For anyone with even a passing familiarity with current Audi products, the Q5 cabin is instantly recognisable. In many ways this is a good thing, for in all but one key element the Q5’s cabin is an example of excellent ergonomics.
The dials and the air-con and entertainment controls are all cleanly designed, logically placed and, for the most part, manufactured from quality materials. It is, however, disappointing that the cabin isn’t more tailored for the Q5; other than the slightly taller dash, you could be in an A4. There is none of the flair you find, for example, in the Volkswagen Touareg, with its enlarged controls.
Audi’s excellent MMI control system, however, continues to impress with its ease of use, and in this third generation the graphics are much improved, particularly for the satellite navigation.

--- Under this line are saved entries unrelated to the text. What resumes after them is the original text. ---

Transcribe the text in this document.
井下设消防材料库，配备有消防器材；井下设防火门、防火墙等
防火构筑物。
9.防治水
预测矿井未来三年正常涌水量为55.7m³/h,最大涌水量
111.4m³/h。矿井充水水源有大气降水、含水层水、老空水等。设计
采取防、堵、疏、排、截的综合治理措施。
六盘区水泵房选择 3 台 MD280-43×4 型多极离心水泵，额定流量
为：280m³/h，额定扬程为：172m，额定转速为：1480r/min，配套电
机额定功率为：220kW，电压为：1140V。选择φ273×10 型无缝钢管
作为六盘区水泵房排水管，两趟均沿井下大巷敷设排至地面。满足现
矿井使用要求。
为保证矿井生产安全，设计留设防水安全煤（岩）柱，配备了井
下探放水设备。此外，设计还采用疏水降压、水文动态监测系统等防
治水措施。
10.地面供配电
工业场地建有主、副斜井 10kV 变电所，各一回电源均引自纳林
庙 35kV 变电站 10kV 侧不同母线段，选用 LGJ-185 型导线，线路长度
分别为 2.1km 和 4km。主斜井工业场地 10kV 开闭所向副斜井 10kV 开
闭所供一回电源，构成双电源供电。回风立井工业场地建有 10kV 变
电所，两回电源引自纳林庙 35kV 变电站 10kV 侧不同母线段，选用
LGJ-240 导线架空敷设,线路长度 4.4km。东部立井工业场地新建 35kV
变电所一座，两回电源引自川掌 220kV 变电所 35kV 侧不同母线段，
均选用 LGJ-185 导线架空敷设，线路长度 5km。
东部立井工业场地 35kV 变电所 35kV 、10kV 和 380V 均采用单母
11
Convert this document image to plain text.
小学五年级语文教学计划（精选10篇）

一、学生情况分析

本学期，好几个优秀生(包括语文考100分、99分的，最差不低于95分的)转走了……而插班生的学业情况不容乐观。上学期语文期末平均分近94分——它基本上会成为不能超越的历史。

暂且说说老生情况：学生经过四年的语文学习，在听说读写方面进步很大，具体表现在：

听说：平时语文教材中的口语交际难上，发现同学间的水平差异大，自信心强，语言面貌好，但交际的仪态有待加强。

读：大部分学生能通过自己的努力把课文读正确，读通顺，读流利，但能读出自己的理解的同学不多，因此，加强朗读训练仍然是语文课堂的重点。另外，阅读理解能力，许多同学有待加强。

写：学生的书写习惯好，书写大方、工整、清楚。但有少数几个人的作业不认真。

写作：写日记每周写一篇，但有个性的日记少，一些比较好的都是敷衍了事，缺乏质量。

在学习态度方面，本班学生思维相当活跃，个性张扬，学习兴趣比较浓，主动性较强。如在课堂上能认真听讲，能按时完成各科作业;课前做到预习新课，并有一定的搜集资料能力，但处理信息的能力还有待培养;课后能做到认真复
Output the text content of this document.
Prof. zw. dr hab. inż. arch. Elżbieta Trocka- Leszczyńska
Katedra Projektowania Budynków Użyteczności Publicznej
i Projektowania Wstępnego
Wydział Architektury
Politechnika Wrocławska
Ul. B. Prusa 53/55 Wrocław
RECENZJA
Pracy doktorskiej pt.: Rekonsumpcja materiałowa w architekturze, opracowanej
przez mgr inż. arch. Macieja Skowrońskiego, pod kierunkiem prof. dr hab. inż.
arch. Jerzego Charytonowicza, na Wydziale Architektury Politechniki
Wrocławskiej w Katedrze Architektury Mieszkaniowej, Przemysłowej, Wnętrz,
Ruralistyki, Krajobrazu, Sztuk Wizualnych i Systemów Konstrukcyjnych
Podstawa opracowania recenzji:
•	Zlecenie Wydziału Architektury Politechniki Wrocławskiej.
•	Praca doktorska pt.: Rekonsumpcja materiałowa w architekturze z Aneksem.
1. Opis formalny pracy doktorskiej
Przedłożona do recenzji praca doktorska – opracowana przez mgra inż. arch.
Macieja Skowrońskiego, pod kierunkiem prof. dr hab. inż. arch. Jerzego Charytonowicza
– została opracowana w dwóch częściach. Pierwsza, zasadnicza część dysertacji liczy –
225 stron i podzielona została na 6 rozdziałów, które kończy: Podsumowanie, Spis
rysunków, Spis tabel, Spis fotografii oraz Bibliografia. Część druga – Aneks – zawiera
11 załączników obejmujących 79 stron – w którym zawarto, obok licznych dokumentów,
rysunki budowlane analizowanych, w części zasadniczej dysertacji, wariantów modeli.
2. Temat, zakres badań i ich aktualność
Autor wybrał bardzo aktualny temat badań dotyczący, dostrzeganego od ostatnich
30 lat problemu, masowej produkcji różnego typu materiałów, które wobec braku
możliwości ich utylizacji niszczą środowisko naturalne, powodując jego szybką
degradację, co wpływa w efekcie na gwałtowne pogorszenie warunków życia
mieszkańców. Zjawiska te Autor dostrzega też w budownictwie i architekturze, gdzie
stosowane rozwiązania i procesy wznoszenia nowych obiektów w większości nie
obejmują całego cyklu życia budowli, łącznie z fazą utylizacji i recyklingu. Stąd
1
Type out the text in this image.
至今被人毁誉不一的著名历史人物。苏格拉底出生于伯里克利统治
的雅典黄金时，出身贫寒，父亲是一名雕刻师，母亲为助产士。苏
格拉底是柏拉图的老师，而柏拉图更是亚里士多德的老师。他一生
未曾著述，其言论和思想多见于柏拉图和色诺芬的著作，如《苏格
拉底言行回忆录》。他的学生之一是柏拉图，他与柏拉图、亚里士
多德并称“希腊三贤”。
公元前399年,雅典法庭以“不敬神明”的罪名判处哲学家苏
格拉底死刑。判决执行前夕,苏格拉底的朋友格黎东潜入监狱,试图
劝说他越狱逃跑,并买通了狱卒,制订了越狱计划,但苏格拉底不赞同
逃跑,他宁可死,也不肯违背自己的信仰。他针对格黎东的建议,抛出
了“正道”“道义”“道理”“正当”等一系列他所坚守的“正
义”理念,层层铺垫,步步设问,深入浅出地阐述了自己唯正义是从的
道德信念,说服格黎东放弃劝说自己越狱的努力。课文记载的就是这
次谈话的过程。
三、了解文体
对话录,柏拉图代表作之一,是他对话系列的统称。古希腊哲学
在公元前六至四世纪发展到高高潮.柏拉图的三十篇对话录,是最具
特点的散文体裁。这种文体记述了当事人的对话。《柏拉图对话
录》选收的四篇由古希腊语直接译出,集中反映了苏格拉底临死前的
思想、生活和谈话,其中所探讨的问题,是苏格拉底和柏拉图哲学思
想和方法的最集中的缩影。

The critical flaw in the Q5’s cabin, and one inherited from the A4, is the driving position. In the translation to RHD, the gearbox bell housing pushes the pedal box to the right. Although the Q5’s higher-set driving position means this is less problematic than in the A4, it still necessitates an uncomfortable twist in the lower body, damaging long-distance comfort. For a premium manufacturer, this is a surprisingly basic mistake.
Elsewhere, the cabin is impressively spacious, with plenty of leg and headroom for four adults, five at a push. The rear seats – which split 60/40 and both slide and recline if you’ve specified the Rear Seat Plus option, are comfortable enough to ensure longer journeys will pass without complaint.